According to Birgitte Rasin’s book, The Serpent and the Jaguar: “On Imox days, the Maya give thanks, ask for rain and water, and pray that their dreams and visions bring them beauty and wisdom rather than delusions and madness.” During these two weeks, the energy is ripe for us to “dive into the vast ocean of ideas, concepts, dreams and possibilities and possibilities” that Imox brings in droves.
The spirit animals of the Imox sign are the crocodile, dragon, dolphin and all sea creatures. The shadow side of this nahual is distrust and these days can often be challenging for those of us who prefer routine, stability, predictability.
The Mayan Oracle by Spilsbury and Bryner reports that Imox “represents the root source of life, the nurturance and support of primary being, and within it are found the primal waters of unity.” Imox is a feminine sign, unstable, creative, inspiring, dramatic and exciting. The number of Imox is one and its color is burgundy.
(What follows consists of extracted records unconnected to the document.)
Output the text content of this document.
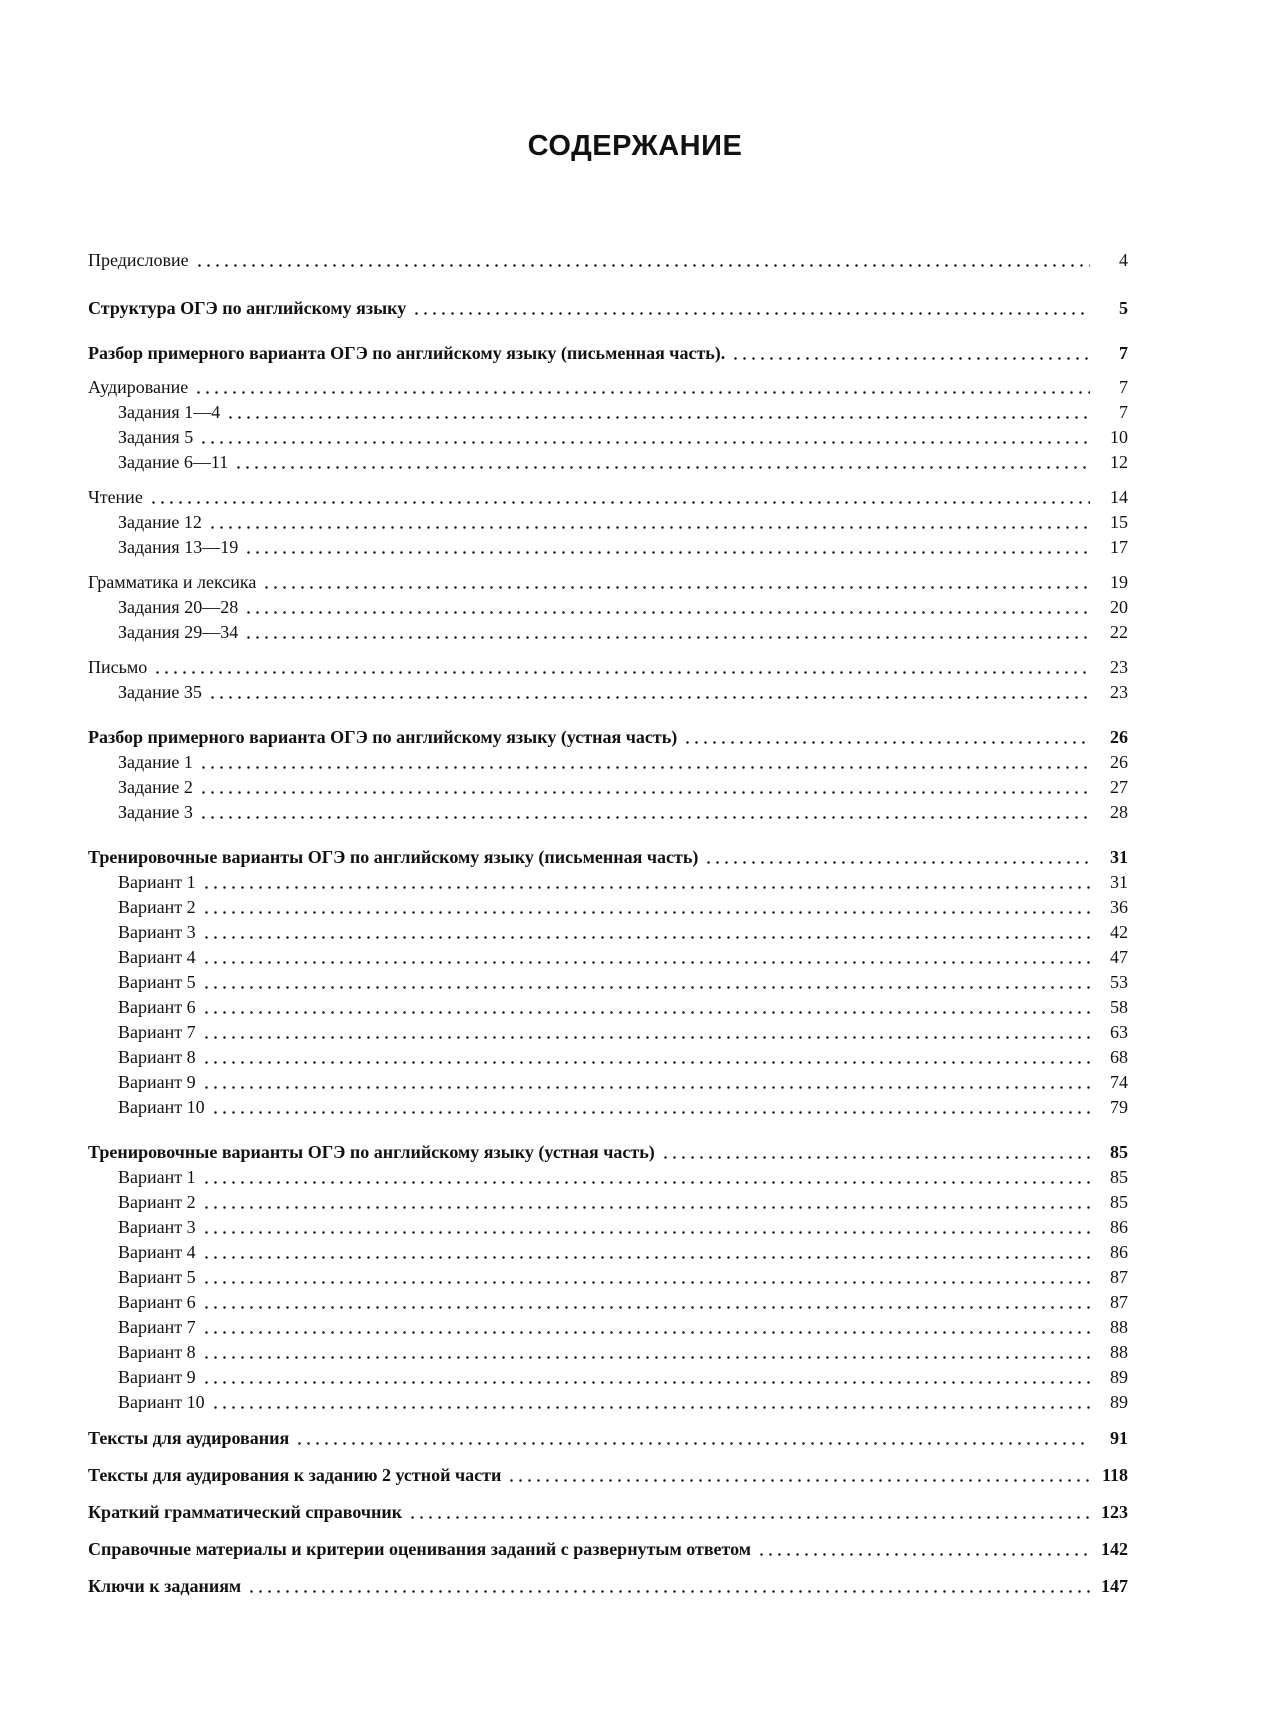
СОДЕРЖАНИЕ
Предисловие	4
Структура ОГЭ по английскому языку	5
Разбор примерного варианта ОГЭ по английскому языку (письменная часть).	7
Аудирование	7
Задания 1—4	7
Задания 5	10
Задание 6—11	12
Чтение	14
Задание 12	15
Задания 13—19	17
Грамматика и лексика	19
Задания 20—28	20
Задания 29—34	22
Письмо	23
Задание 35	23
Разбор примерного варианта ОГЭ по английскому языку (устная часть)	26
Задание 1	26
Задание 2	27
Задание 3	28
Тренировочные варианты ОГЭ по английскому языку (письменная часть)	31
Вариант 1	31
Вариант 2	36
Вариант 3	42
Вариант 4	47
Вариант 5	53
Вариант 6	58
Вариант 7	63
Вариант 8	68
Вариант 9	74
Вариант 10	79
Тренировочные варианты ОГЭ по английскому языку (устная часть)	85
Вариант 1	85
Вариант 2	85
Вариант 3	86
Вариант 4	86
Вариант 5	87
Вариант 6	87
Вариант 7	88
Вариант 8	88
Вариант 9	89
Вариант 10	89
Тексты для аудирования	91
Тексты для аудирования к заданию 2 устной части	118
Краткий грамматический справочник	123
Справочные материалы и критерии оценивания заданий с развернутым ответом	142
Ключи к заданиям	147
Some Mayans and scholars of the Mayan cosmovision consider today, 1 Imox, to mark the beginning of a new 260-day cycle (13 trecenas times 20 nahuales = 260).
This poem, “Boast of Quietness” by Jorge Luis Borges, burst off the page of a book I picked up yesterday, and I want to share it with you now in closing.
Cheers, and enjoy this ride through Imox!
Writings of light assault the darkness, more prodigious than meteors.
The tall unknowable city takes over the countryside.
Sure of my life and my death, I observe the ambitious and would like to understand them.
Their day is greedy as a lariat in the air.
Their night is a rest from the rage within steel, quick to attack.
They speak of humanity.
My humanity is in feeling we are all voices of the same poverty.
They speak of homeland.
My homeland is the rhythm of a guitar, a few portraits, an old sword, the willow grove’s visible prayer as evening falls.
Time is living me.
More silent than my shadow, I pass through the loftily covetous multitude.
They are indispensable, singular, worthy of tomorrow.
My name is someone and anyone.
I walk slowly, like one who comes from so far away he doesn’t expect to arrive.